2. Properly handle existing export orders and contracts: For export orders not yet shipped or still being executed, enterprises should review them one by one, assess the breach risk of those that cannot be performed, and communicate and negotiate with overseas buyers promptly; they may invoke the force majeure or change-of-circumstances clauses in their contracts to seek exemption from liability, using the government announcement as supporting evidence, and seek professional legal advice when necessary.
3. Pay attention to the classification boundaries of helium-containing mixtures and related products: The Announcement clearly targets helium (2804290010), but whether helium-containing mixtures, helium-oxygen mixtures, and the like fall within the scope of control needs to be judged in light of the specific customs tariff number. Enterprises should confirm the classification and applicability of their actual products with the local customs or competent commerce authority, and must not expand or narrow the interpretation on their own.
4. Adjust inventory and procurement strategies: After exports are blocked, helium inventory originally intended for export may be redirected to domestic sales, but the domestic market's absorption capacity and price changes should be assessed at the same time; downstream helium-using enterprises (semiconductors, healthcare, optical fibers, etc.) should strengthen communication with upstream suppliers and, when necessary, lock in long-term agreements and improve helium recovery and reuse to enhance supply-chain resilience.

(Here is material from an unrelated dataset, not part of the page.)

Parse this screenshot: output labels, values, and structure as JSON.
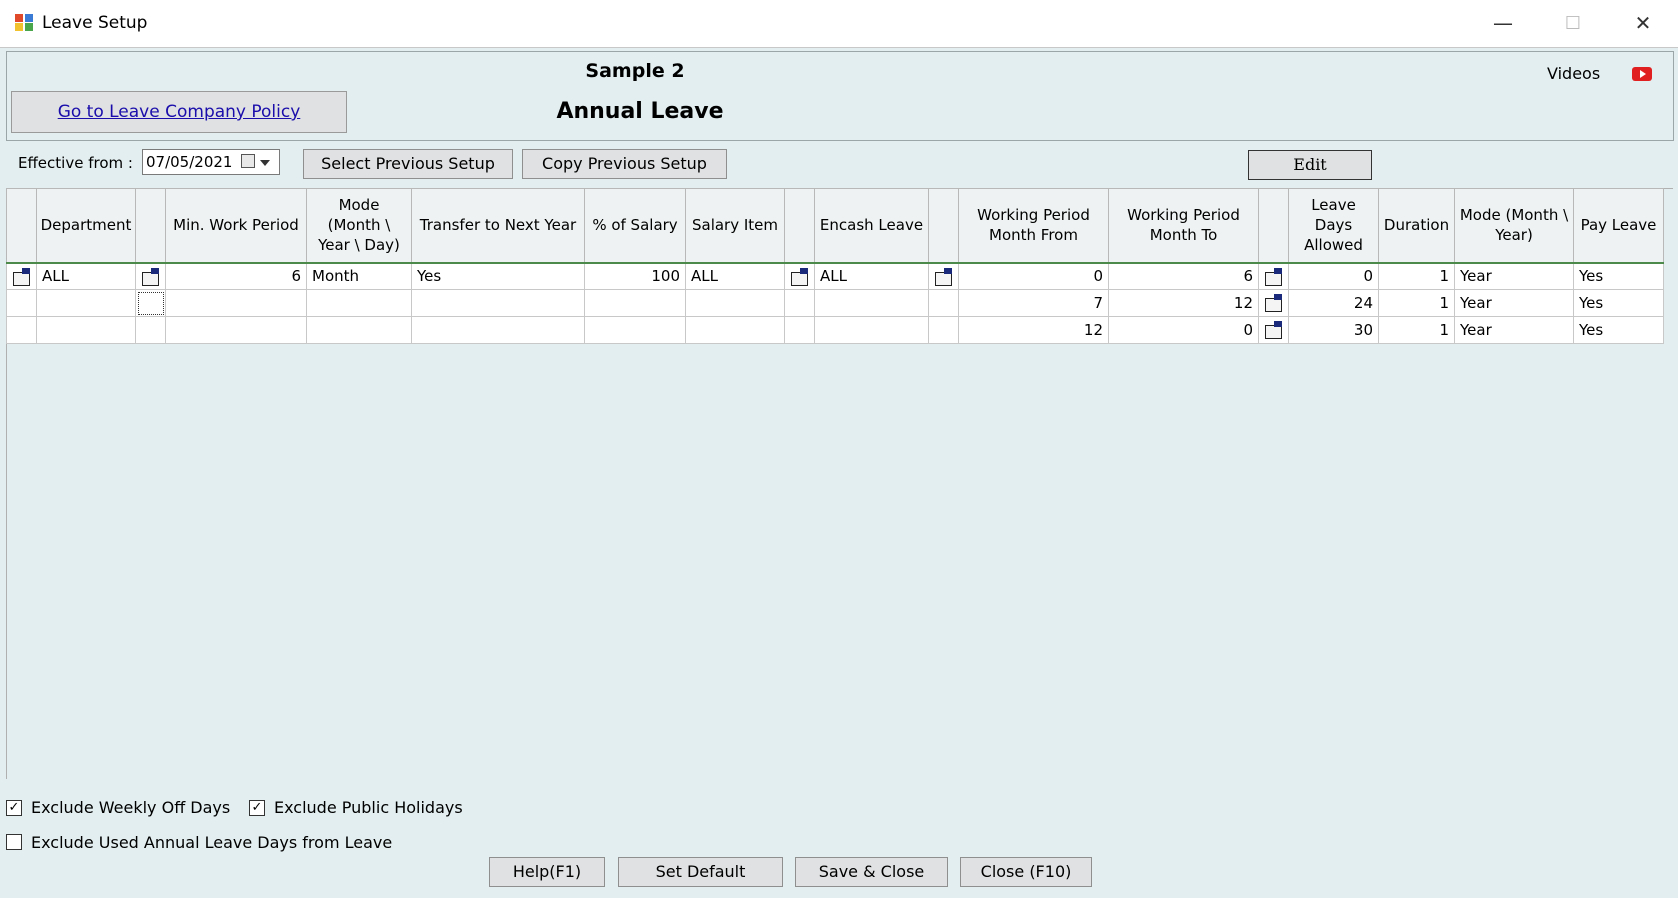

5. Closely track subsequent announcements and policy developments: The Announcement explicitly states that "subsequent related adjustments will be announced separately," and the word "temporary" means the ban may be adjusted, continued, or lifted as circumstances change. Enterprises should establish a standardized tracking mechanism that covers MOFCOM, the GAC, and the China Export Control Information Network (CECIN) to obtain adjustment information at the earliest opportunity and adjust their business arrangements accordingly.
6. Embed trade compliance review into business processes: This helium ban is characterized as "temporary and outside the catalog." Enterprises can't anticipate all risks from a fixed catalog. It's best to front-load import and export compliance review into procurement, sales, and customs declaration processes and establish an internal review mechanism for transactions involving sensitive items to avoid passive violations caused by temporary policy adjustments.